There have been so many clueless conservatives making outrageous Katrina-related comments, it’s hard to know which is the worst. Was it Dennis Hastert’s claim that a lot of New Orleans should be “bulldozed“? Or maybe Linda Chavez saying that New Orleans’ problem is its population is made up of people “for whom sitting and waiting is a way of life”? Or how about Barbara Bush’s belief that things are working out “very well” for evacuees from New Orleans?
A new entrant is Rep. Tom Tancredo (R-Colo.). Now that he’s done talking about destroying Mecca, Tancredo wants to stick it to public officials in Louisiana.
Citing what he said was a “history” of public corruption in Louisiana and the “abysmal failure” of current state officials to respond to the aftermath of Hurricane Katrina, Rep. Tom Tancredo (R-Colo.) on Wednesday urged Speaker Dennis Hastert (R-Ill.) to prevent local politicians from controlling any part of the billions of federal disaster relief dollars slated for the state.
“The question is not whether Congress should provide for those in need, but whether state and local officials who have been derelict in their duty should be trusted with that money. Their record during Hurricane Katrina and the long history of public corruption in Louisiana convinces me that they should not,” Tancredo wrote in a letter to Hastert, House Majority Leader Tom DeLay (R-Texas) and House and Senate appropriators.
As it happens, most of the money Congress is appropriating for Katrina relief is going to FEMA, the Department of Defense, and the Army Corps of Engineers, so it’s not as if state and local officials are poised to get much in the way of federal funds anyway. In fact, it makes Tancredo’s attack on Louisiana’s public officials gratuitous as well as offensive.
Needless to say, Tancredo’s letter didn’t go over well in Louisiana.
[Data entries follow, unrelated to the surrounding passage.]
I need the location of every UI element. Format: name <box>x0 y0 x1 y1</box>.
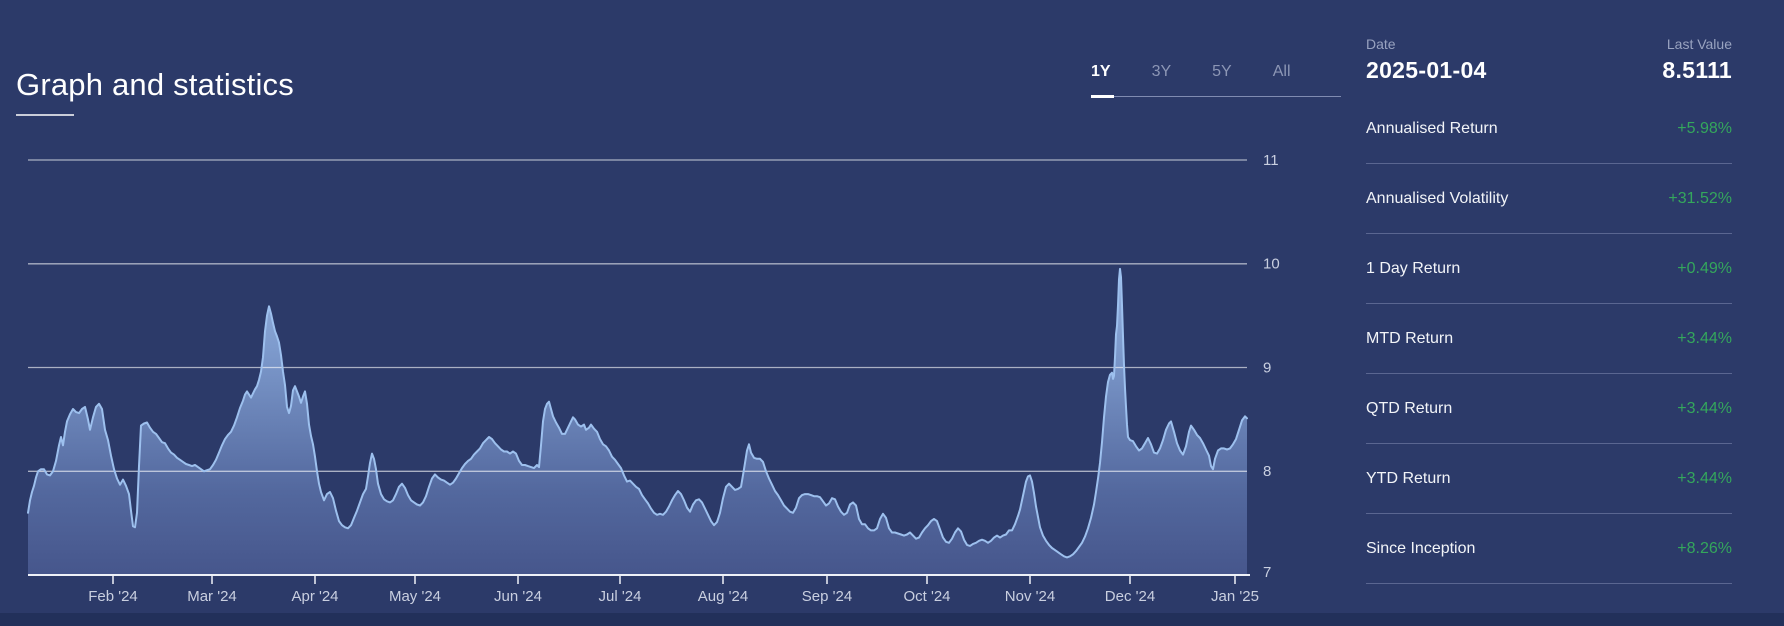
y-tick-label: 9 <box>1263 359 1271 376</box>
stat-row: YTD Return +3.44% <box>1366 444 1732 514</box>
tab-all[interactable]: All <box>1272 63 1291 80</box>
stat-row: Annualised Return +5.98% <box>1366 94 1732 164</box>
tab-3y[interactable]: 3Y <box>1151 63 1172 80</box>
stat-value: +3.44% <box>1677 329 1732 347</box>
stat-label: 1 Day Return <box>1366 259 1461 277</box>
bottom-strip <box>0 613 1784 626</box>
stat-value: +0.49% <box>1677 259 1732 277</box>
x-tick-label: Mar '24 <box>187 588 237 605</box>
stat-label: MTD Return <box>1366 329 1454 347</box>
tab-1y[interactable]: 1Y <box>1091 63 1111 80</box>
tabs-active-underline <box>1091 95 1114 98</box>
stat-row: MTD Return +3.44% <box>1366 304 1732 374</box>
x-tick-label: Dec '24 <box>1105 588 1155 605</box>
x-tick-label: Sep '24 <box>802 588 852 605</box>
stat-label: Annualised Volatility <box>1366 189 1509 207</box>
series-line <box>27 267 1248 559</box>
stat-row: Since Inception +8.26% <box>1366 514 1732 584</box>
stat-row: Annualised Volatility +31.52% <box>1366 164 1732 234</box>
x-tick-label: Apr '24 <box>291 588 338 605</box>
x-tick-label: May '24 <box>389 588 441 605</box>
x-tick-label: Oct '24 <box>903 588 950 605</box>
date-label: Date <box>1366 36 1396 52</box>
stat-label: YTD Return <box>1366 469 1451 487</box>
stat-value: +5.98% <box>1677 119 1732 137</box>
panel-header: Date 2025-01-04 Last Value 8.5111 <box>1366 36 1732 84</box>
stat-value: +3.44% <box>1677 399 1732 417</box>
chart-svg[interactable]: 7 8 9 10 11 Feb '24 Mar '24 Apr '24 May '24 Jun '… <box>0 0 1300 626</box>
y-tick-label: 8 <box>1263 463 1271 480</box>
stat-row: QTD Return +3.44% <box>1366 374 1732 444</box>
stat-label: Since Inception <box>1366 539 1476 557</box>
page-title: Graph and statistics <box>16 66 294 102</box>
x-tick-label: Aug '24 <box>698 588 748 605</box>
time-range-tabs: 1Y 3Y 5Y All <box>1091 63 1341 98</box>
area-fill <box>28 268 1247 575</box>
y-tick-label: 11 <box>1263 152 1279 169</box>
stat-value: +3.44% <box>1677 469 1732 487</box>
tab-5y[interactable]: 5Y <box>1212 63 1232 80</box>
y-tick-label: 10 <box>1263 256 1280 273</box>
stat-label: QTD Return <box>1366 399 1453 417</box>
statistics-panel: Date 2025-01-04 Last Value 8.5111 Annual… <box>1366 0 1732 584</box>
y-tick-label: 7 <box>1263 564 1271 581</box>
stat-row: 1 Day Return +0.49% <box>1366 234 1732 304</box>
x-tick-label: Feb '24 <box>88 588 138 605</box>
x-tick-label: Jun '24 <box>494 588 542 605</box>
last-value: 8.5111 <box>1662 57 1732 83</box>
x-tick-label: Jan '25 <box>1211 588 1259 605</box>
stat-value: +31.52% <box>1668 189 1732 207</box>
last-value-label: Last Value <box>1666 36 1732 52</box>
stat-rows: Annualised Return +5.98% Annualised Vola… <box>1366 94 1732 584</box>
date-value: 2025-01-04 <box>1366 57 1487 83</box>
title-underline <box>16 114 74 116</box>
stat-value: +8.26% <box>1677 539 1732 557</box>
tabs-underline <box>1091 96 1341 97</box>
x-tick-label: Jul '24 <box>599 588 642 605</box>
stat-label: Annualised Return <box>1366 119 1498 137</box>
x-tick-label: Nov '24 <box>1005 588 1055 605</box>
“It’s hard to imagine more reckless and irresponsible remarks coming from a public official, particularly from one sitting in an air-conditioned office thousands of miles from a scene of devastation and tragedy,” said Blanco spokeswoman Denise Bottcher, who also bemoaned the fact that she had to take her attention away from relief efforts in her state even to comment on the letter
For what it’s worth, other Republicans wanted nothing to do with Tancredo’s assault. One House GOP leadership aide dismissed Tancredo’s request saying, “Congressman Tancredo speaks for himself right now.”